Now it’s time to check our estimators on the most complicated case: we should guess the median value of \(\textrm{Pareto}(x_m = 1, \alpha = 1)\) based only on three elements!

```
estimator bias mse p25 p50 p75 p90 p95 p99
hf7 1.5123 62.215 0.32717 0.63312 1.06588 3.1005 5.3714 15.368
hd 8.9820 53457.769 0.37791 0.82852 2.94861 8.5900 17.2297 82.489
whd 1.1791 13.033 0.32245 0.61093 0.89666 2.2888 3.9940 11.355
thd 1.0959 10.468 0.32505 0.60616 0.87402 2.0557 3.6763 10.116
```

Expectedly, `hd`

has the worst error values because of its zero breakdown point.
Meanwhile, `whd`

and `thd`

have better error values than `hf7`

(which is our baseline).
They are better not only based on the “classic” `bias`

and `mse`

metrics but only based on all the percentile values.

Let’s see what happens for higher \(n\) values.

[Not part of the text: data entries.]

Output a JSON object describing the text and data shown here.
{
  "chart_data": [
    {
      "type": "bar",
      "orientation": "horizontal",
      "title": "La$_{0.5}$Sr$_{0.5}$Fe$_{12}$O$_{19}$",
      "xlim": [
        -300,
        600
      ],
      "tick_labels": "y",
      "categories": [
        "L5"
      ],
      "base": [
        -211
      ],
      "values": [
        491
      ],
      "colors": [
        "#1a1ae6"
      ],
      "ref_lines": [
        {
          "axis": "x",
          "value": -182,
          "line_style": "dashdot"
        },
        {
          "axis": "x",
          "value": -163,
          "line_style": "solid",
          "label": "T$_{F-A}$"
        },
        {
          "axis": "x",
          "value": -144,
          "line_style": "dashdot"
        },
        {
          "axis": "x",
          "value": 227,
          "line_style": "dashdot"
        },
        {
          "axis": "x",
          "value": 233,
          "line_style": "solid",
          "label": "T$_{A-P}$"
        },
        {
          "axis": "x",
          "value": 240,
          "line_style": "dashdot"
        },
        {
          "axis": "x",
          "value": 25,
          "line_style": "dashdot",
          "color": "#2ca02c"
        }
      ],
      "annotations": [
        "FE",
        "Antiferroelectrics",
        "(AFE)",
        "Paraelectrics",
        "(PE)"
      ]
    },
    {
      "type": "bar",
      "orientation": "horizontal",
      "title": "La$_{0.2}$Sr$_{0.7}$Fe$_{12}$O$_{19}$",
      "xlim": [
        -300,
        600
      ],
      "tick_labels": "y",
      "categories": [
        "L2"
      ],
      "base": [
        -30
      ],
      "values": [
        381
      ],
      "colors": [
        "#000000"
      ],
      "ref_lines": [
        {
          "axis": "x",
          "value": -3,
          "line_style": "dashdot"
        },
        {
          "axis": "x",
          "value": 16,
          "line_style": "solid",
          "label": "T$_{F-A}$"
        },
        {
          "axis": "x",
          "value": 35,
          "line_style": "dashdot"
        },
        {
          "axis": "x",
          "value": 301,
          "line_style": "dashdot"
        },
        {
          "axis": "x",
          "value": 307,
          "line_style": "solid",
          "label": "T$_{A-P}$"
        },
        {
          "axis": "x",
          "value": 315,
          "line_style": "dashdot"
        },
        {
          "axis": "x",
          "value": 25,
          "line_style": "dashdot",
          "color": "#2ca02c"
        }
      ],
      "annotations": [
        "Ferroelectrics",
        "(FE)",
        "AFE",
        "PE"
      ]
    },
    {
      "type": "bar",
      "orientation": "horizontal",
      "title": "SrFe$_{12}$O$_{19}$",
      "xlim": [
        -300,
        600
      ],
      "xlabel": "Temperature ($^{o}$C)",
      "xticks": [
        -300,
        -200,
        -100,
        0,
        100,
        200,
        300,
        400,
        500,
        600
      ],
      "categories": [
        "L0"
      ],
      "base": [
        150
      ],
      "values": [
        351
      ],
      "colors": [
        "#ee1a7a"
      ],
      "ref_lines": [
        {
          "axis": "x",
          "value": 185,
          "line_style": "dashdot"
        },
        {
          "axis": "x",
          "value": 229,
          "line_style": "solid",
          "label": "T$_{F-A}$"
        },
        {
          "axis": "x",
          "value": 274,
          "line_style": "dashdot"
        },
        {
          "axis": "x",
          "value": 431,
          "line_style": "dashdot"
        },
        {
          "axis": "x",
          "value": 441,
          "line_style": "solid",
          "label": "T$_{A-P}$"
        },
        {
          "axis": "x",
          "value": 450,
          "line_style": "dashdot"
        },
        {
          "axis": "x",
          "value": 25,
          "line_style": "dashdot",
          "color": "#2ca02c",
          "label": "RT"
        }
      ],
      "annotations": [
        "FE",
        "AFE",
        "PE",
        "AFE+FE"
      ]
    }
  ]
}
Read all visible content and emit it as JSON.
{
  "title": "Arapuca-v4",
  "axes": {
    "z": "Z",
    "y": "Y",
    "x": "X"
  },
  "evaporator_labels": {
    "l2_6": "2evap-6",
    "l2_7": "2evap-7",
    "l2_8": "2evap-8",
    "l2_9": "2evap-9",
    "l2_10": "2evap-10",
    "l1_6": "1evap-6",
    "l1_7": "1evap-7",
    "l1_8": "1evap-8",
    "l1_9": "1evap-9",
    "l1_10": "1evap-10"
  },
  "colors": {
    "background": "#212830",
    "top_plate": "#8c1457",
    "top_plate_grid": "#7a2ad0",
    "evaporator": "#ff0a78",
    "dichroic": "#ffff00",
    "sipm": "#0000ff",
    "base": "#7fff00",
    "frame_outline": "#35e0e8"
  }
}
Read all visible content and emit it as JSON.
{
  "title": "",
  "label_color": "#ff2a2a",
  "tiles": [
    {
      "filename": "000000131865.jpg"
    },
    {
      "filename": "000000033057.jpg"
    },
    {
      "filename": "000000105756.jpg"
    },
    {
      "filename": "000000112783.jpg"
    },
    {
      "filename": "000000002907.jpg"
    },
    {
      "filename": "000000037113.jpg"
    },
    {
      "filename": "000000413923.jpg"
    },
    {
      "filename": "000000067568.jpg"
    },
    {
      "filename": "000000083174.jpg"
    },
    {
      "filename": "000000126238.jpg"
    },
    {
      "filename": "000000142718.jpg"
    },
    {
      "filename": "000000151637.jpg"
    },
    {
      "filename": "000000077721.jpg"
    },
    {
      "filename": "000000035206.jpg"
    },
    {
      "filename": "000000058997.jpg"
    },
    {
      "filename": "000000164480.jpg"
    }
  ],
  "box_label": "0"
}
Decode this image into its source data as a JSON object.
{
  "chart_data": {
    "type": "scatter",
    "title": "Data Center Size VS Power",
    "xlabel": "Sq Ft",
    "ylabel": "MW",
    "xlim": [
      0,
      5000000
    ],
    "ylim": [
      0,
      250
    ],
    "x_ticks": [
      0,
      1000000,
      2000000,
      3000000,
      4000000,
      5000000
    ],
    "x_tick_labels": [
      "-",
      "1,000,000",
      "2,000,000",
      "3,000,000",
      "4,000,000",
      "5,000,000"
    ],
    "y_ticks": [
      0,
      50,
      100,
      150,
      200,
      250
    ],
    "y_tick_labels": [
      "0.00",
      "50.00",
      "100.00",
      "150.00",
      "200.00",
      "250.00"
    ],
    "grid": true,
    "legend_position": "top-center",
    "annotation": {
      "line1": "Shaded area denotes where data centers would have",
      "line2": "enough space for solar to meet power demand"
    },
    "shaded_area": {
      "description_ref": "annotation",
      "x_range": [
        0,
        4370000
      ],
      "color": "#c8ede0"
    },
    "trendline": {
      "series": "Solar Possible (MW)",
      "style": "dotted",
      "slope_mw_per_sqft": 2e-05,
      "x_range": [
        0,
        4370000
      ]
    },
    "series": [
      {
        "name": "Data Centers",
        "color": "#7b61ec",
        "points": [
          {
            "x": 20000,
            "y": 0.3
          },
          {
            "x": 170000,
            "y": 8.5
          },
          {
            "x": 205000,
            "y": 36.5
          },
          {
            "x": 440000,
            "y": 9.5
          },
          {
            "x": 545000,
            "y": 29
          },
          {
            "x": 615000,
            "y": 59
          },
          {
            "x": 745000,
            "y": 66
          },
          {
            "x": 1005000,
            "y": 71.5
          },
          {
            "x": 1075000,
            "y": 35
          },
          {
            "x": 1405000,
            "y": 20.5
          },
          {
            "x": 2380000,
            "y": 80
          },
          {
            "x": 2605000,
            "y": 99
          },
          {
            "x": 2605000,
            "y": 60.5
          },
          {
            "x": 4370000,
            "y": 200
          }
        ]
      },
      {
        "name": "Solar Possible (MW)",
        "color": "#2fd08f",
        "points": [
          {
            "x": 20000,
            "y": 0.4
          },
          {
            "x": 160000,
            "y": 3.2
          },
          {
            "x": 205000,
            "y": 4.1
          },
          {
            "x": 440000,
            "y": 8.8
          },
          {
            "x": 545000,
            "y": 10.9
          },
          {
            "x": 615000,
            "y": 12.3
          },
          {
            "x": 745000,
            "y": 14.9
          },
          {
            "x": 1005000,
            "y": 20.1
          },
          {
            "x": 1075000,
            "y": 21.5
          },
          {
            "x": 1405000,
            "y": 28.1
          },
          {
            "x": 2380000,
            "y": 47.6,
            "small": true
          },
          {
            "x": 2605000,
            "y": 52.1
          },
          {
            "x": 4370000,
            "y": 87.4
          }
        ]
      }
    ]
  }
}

#### Pareto distribution (n = 4)

```
estimator bias mse p25 p50 p75 p90 p95 p99
hf7 1.3685 17.729 0.28709 0.58347 1.2009 3.0084 4.9603 12.553
hd 8.9832 341193.607 0.35421 0.82811 2.6347 6.9242 13.0648 55.666
whd 1.3481 75.375 0.28768 0.57450 1.1052 2.8478 4.7321 12.135
thd 1.2203 159.813 0.27968 0.55621 0.9480 2.5127 4.1917 10.584
```

#### Pareto distribution (n = 5)

```
estimator bias mse p25 p50 p75 p90 p95 p99
hf7 0.93476 3.6081e+00 0.26418 0.52748 0.85761 2.0465 3.2767 7.5615
hd 6.89114 9.5374e+05 0.32004 0.74949 2.20399 5.3076 9.3283 34.6076
whd 0.75266 1.9533e+00 0.26330 0.51288 0.77389 1.4601 2.3995 5.3516
thd 0.67432 1.3032e+00 0.26495 0.50669 0.75081 1.1632 1.9720 4.4307
```

#### Pareto distribution (n = 6)

```
estimator bias mse p25 p50 p75 p90 p95 p99
hf7 0.86396 3.1662 0.24138 0.49037 0.84813 1.9343 3.0090 6.4052
hd 2.45124 1146.6008 0.29475 0.67508 1.83344 4.1168 6.7717 21.5434
whd 0.80034 2.5351 0.23669 0.47788 0.78792 1.7473 2.7498 5.8945
thd 0.70381 1.6713 0.23367 0.46480 0.73381 1.4345 2.2906 4.9982
```

#### Pareto distribution (n = 7)

```
estimator bias mse p25 p50 p75 p90 p95 p99
hf7 0.72789 1.7341e+00 0.22666 0.46096 0.75719 1.58315 2.4422 5.0349
hd 3.81677 4.7061e+05 0.25941 0.58495 1.49718 3.19833 4.9741 12.9881
whd 0.59597 9.2458e-01 0.22620 0.44712 0.68831 1.09442 1.7404 3.6767
thd 0.54333 6.5777e-01 0.23242 0.44939 0.67056 0.88692 1.3906 2.9339
```

### Conclusion

In this post, we performed a numerical simulation that compared the statistical efficiency
of the median estimation on small samples from right-skewed heavy-tailed distributions.
We compared four quantile estimators:
the traditional one (also known as the Hyndman-Fan Type 7),
the Harrell-Davis quantile estimator,
and its winsorized/trimming modifications that use a custom trimming strategy optimized for the given case.
Based on the simulation results, we can conclude that the **trimmed modification is the clear winner**.